Şiirlerim
Zeugma’nın Gölgesinde Ölçüler ve Öyküler -8 / vahide uğur
"Bütün sorun neydi,biliyor musun Bedia?
Biz kolay'ı seviyorduk,dünya o kadar kolay bir yer değildi."
PAZARTESİ YAZILARI
8-TAHTA PERDE
Andaç sayfalarını çevirirken,doksanların sinema ve televizyon filmleriyle ilgili yazdıklarıma bakıp uzun süre öylece kalakaldım.İzlerken hem korkup hem sevdiğimiz aslan adamlı bir dizi vardı,Vincent’in Catherine’e olan aşkının anlatıldığı: Güzel ve Çirkin...Mumlarla aydınlatılmış klasik mobilyalı bol kitaplı mağarası,kolları işlemeli gömleği ve cesur bir yüreği vardı bu dizideki aslan adamın.Yer altındaki yaşamı,bir diziden yola çıkarak betimleyen o eski yazılarımı düzenlerken, kendi korkularımın ve kendi dünyamın merkezine doğru bir yolculuğa çıkıyordum...
Aynı yıllarda okuduğum J.Verne’in ‘’Dünyanın Merkezine Yolculuk’’ kitabından sonra daha da belirginleşen ve bir tez’e göre zor doğumların sonunda dünyaya gelen tüm bebeklerin yaşadığı klostrofobiye doğru bir yolculuktu bu...
Sinemalarda koridor kenarlarını,uçak ve arabalarda cam kenarlarını tercih ederken üzerinde çok durmadığım klostrofobim; kilometrelerce süren tünellerde kimselere belli etmemek için kulaklıktan müzik dinleyip gözümü kapattığım günleri anımsatmaya başlamıştı.Öldükten sonra gömülmek yerine yakılmayı vasiyet eden çoğu insanın karar verme gücünü bu korkudan aldığını da öğrendikten sonra,klostrofobi türlerini okumayı bırakıp J.Verne’in kitabındaki yolculuğa yeniden çıkıyordum.

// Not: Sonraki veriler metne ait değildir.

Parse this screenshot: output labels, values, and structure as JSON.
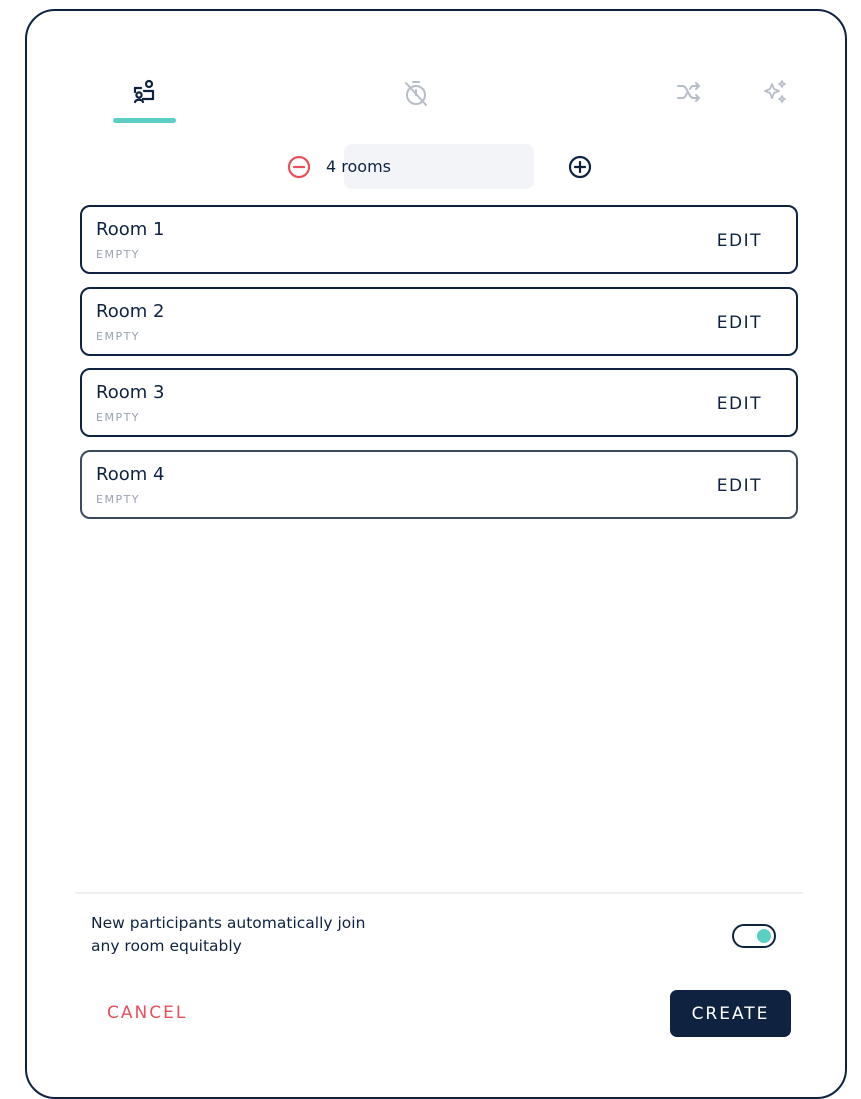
{
  "tabs": [
    {
      "name": "rooms",
      "icon": "rooms-assign-icon",
      "active": true
    },
    {
      "name": "timer",
      "icon": "timer-off-icon",
      "active": false
    },
    {
      "name": "shuffle",
      "icon": "shuffle-icon",
      "active": false
    },
    {
      "name": "auto",
      "icon": "sparkles-icon",
      "active": false
    }
  ],
  "room_counter": {
    "value": "4 rooms",
    "decrease_icon": "minus-circle-icon",
    "increase_icon": "plus-circle-icon"
  },
  "rooms": [
    {
      "name": "Room 1",
      "status": "EMPTY",
      "edit_label": "EDIT"
    },
    {
      "name": "Room 2",
      "status": "EMPTY",
      "edit_label": "EDIT"
    },
    {
      "name": "Room 3",
      "status": "EMPTY",
      "edit_label": "EDIT"
    },
    {
      "name": "Room 4",
      "status": "EMPTY",
      "edit_label": "EDIT"
    }
  ],
  "auto_join": {
    "label_line1": "New participants automatically join",
    "label_line2": "any room equitably",
    "enabled": true
  },
  "footer": {
    "cancel_label": "CANCEL",
    "create_label": "CREATE"
  },
  "colors": {
    "navy": "#0f2340",
    "accent": "#5ccfc4",
    "danger": "#e8505b",
    "muted": "#98a2b0",
    "inactive_icon": "#b8bec8"
  }
}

Celal Şengör’ün çocukken okuyup jeolog olmaya karar verdiği J.Verne’in bu kitabında ben kendimi hangi karakterle özdeşleştirmiştim acaba,diye hatırlamaya çalıştım.Kendimi kimi zaman sınırsız hayal gücüne sahip ayrıksı(eksantrik)profesörün, kimi zaman yardımcısı İzlandalı Hans’ın,kimi zaman da profesörün mağarada başını vurup bayılan yeğeninin yerine koymuş olmalıydım…
Okuduğum yıllarda hiç bitmeyecek sandığım; bir yanardağ tepesinde başlayıp başka bir yanardağ tepesinde biten ‘Dünyanın Merkezine Yolculuk’ romanı ellerimin arasındaydı.Yaşadığı dünya formundan sürekli uzaklaşmaya çalışan öngörü zengini J.Verne’in yazdığı bu eseri,bilim kurgu kültüründeki yeri yadsınamaz diğer romanların yanına koymak üzere ayağa kalktım.Kitabı koyacağım rafın önünde,çok uzaklara bakan bir kadın öylece duruyordu.Nereye baktığını ne düşündüğünü anlamak için sessizce kokulu mumların yandığı,defter ve kağıtlarla dolu masama geri yöneldim;
''Bu büyük kentte hayatım
koca bir karmaşa
ve bir sürü tehlikeden ibaret
ben sade bir hayat nedir bilmiyorum ki'' dedi Catherine…
Konuşan kadının Catherine olduğunu,yüzünü göstermeden kapıda hareketsiz duran Vincent’i görünce anlamıştım.
‘’bir sır taşıyorsun sen
bu sırrı aşmanın bedeli senin yalnızlığın,
aramızdaki bağ ve düşlerimiz;
düşlerimiz diğer düşlerin pahasına var olabilir.’’ dedi Vincent…
Güneşten aldığı sırla parlayan bir ay ışığında varlığını birbirine borçlu olan Güzel ve Çirkin birlikte çekip gittiler odadan.Bu oda bana bir tünel gibi görünmeye başlamıştı artık. Bir düş görmüş olmalıyım, diye düşünüyordum ki J.Verne’in hayran olduğu Edgar A. Poe geldi ve Vincent’in odadan gitmeden önce söylediği sözleri doğrularcasına:
‘’Bir düş’ün içinde bir düş mü bütün gördüğümüz ve göründüğümüz’’ dedi.
Gittikçe dar bir tünele benzeyen bu odaya ağlamaklı ve korkmuş halde Bedia çıktı geldi:
''Karşısında
sonu gelmez sözler ettiğim kaderim
ayakta beklemede…
indirmek istiyor
tahta perdeyi üstüme
ucundan bir gedik bile açmamış…
beni tüketmek
bir mezarda sıska bırakmak istiyor!
pusuda bekliyor beni,sabırsızlanıyor.
Ucundan bir gedik bile açmamış!..'' dedi ağlamaklı ve diğerleri gibi çıkıp gitti.